По объединенным данным пяти рандомизированных 8-недельных клинических исследований, представленных в этой публикации, кветиапин быстрее и более выраженно снижал тяжесть симптомов депрессии, тревоги и улучшал общее самочувствие, чем пароксетин и препараты лития. Примечательно, что у пациентов с БAР II, как правило, отмечался более медленный ответ на лечение, чем у пациентов с БAР I, который, однако, выравнивался между двумя подгруппами к 8-й неделе. Лечение препаратами лития вызывало более медленный терапевтический ответ, но к концу восьмой недели пациенты в этой группе демонстрировали улучшение сравнимое с группами приема кветиапина. И наоборот, прием пароксетина давал результаты сравнимые с кветиапином только в начале исследования, а к концу восьмой недели его эффективность снижаласьи незначительно превосходила плацебо. Только кветиапин статистически достоверно превосходил плацебо на 4-й и 8-й неделе исследования у пациентов с БAР I и БAР II.
Описание профиля безопасности препаратов не выявило ничего нового по отношению к оригинальным публикациям. Количество побочных явлений, в том числе и приведших к выходу из исследования, в целом не отличалось между пациентами с БAР I и БAР II во всех группах лечения.
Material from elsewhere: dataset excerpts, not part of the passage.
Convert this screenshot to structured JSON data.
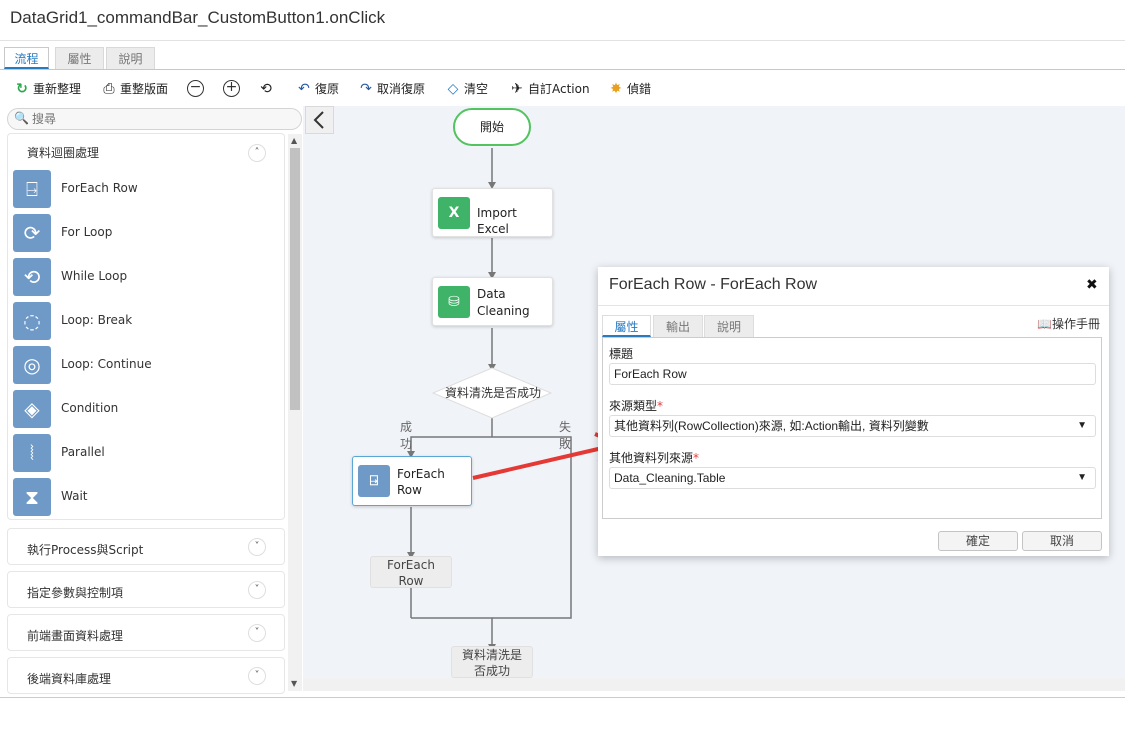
{
  "window": {
    "title": "DataGrid1_commandBar_CustomButton1.onClick"
  },
  "tabs": [
    {
      "label": "流程"
    },
    {
      "label": "屬性"
    },
    {
      "label": "說明"
    }
  ],
  "toolbar": {
    "rearrange": "重新整理",
    "reformat": "重整版面",
    "zoom_out": "−",
    "zoom_in": "+",
    "undo": "復原",
    "redo": "取消復原",
    "clear": "清空",
    "custom_action": "自訂Action",
    "debug": "偵錯"
  },
  "sidebar": {
    "search_placeholder": "搜尋",
    "open_category": "資料迴圈處理",
    "items": [
      {
        "label": "ForEach Row",
        "icon": "foreach-row-icon"
      },
      {
        "label": "For Loop",
        "icon": "for-loop-icon"
      },
      {
        "label": "While Loop",
        "icon": "while-loop-icon"
      },
      {
        "label": "Loop: Break",
        "icon": "loop-break-icon"
      },
      {
        "label": "Loop: Continue",
        "icon": "loop-continue-icon"
      },
      {
        "label": "Condition",
        "icon": "condition-icon"
      },
      {
        "label": "Parallel",
        "icon": "parallel-icon"
      },
      {
        "label": "Wait",
        "icon": "wait-icon"
      }
    ],
    "categories": [
      {
        "label": "執行Process與Script"
      },
      {
        "label": "指定參數與控制項"
      },
      {
        "label": "前端畫面資料處理"
      },
      {
        "label": "後端資料庫處理"
      }
    ]
  },
  "flow": {
    "start": "開始",
    "import_excel": "Import Excel",
    "data_cleaning_1": "Data",
    "data_cleaning_2": "Cleaning",
    "decision": "資料清洗是否成功",
    "success": "成功",
    "fail": "失敗",
    "foreach_1": "ForEach",
    "foreach_2": "Row",
    "foreach_end_1": "ForEach",
    "foreach_end_2": "Row",
    "merge_1": "資料清洗是",
    "merge_2": "否成功"
  },
  "dialog": {
    "title": "ForEach Row - ForEach Row",
    "tabs": [
      {
        "label": "屬性"
      },
      {
        "label": "輸出"
      },
      {
        "label": "說明"
      }
    ],
    "manual": "操作手冊",
    "title_label": "標題",
    "title_value": "ForEach Row",
    "source_type_label": "來源類型",
    "source_type_value": "其他資料列(RowCollection)來源, 如:Action輸出, 資料列變數",
    "other_source_label": "其他資料列來源",
    "other_source_value": "Data_Cleaning.Table",
    "ok": "確定",
    "cancel": "取消",
    "required_mark": "*"
  },
  "colors": {
    "accent": "#2a7ac0",
    "start_border": "#52c35e",
    "node_icon": "#3fb469",
    "palette_icon": "#6f9ac8",
    "annotation_arrow": "#e53935"
  }
}
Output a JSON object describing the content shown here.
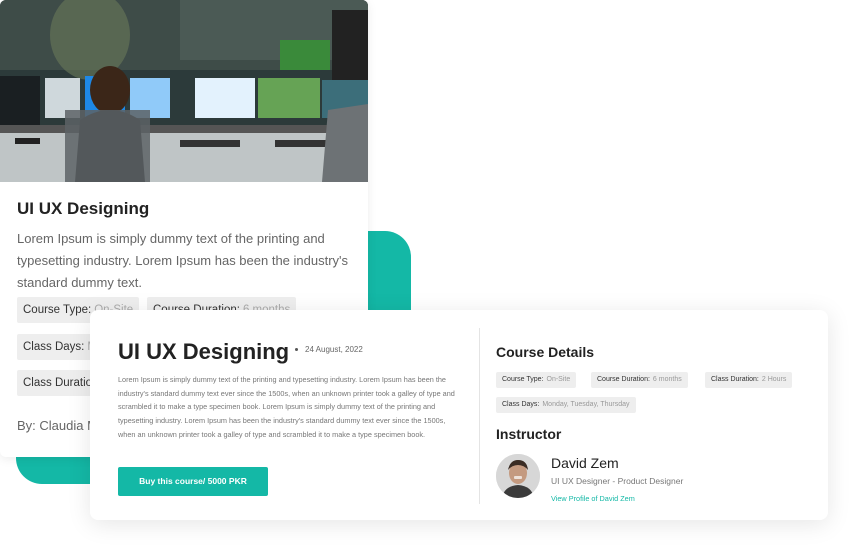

Достоверность этого анализа может быть ограничена его ретроспективностью, а также тем фактом, что при объединении данных упускалась некоторая информация, например, сопутствующие заболевания пациентов и их лечение. Однако ранее в литературе не встречались работы по сравнительному анализу данных пациентов с БAР I и БAР II в ходе клинических исследований.
По мнению авторов, данные, полученные в ходе исследований о более медленном терапевтическом ответе больных со II типом биполярного аффективного расстройства на все виды лечения, могут быть полезны клиницистам и пациентам. Предполагается, что при отсутствии ожидаемого эффекта от лечения может быть необходим более длительный период наблюдения, прежде чем будет приниматься решение о замене препарата.
Выводы
Таким образом, можно сделать вывод, что кветиапин может быть эффективным средством в лечении пациентов с БАР I и II типа.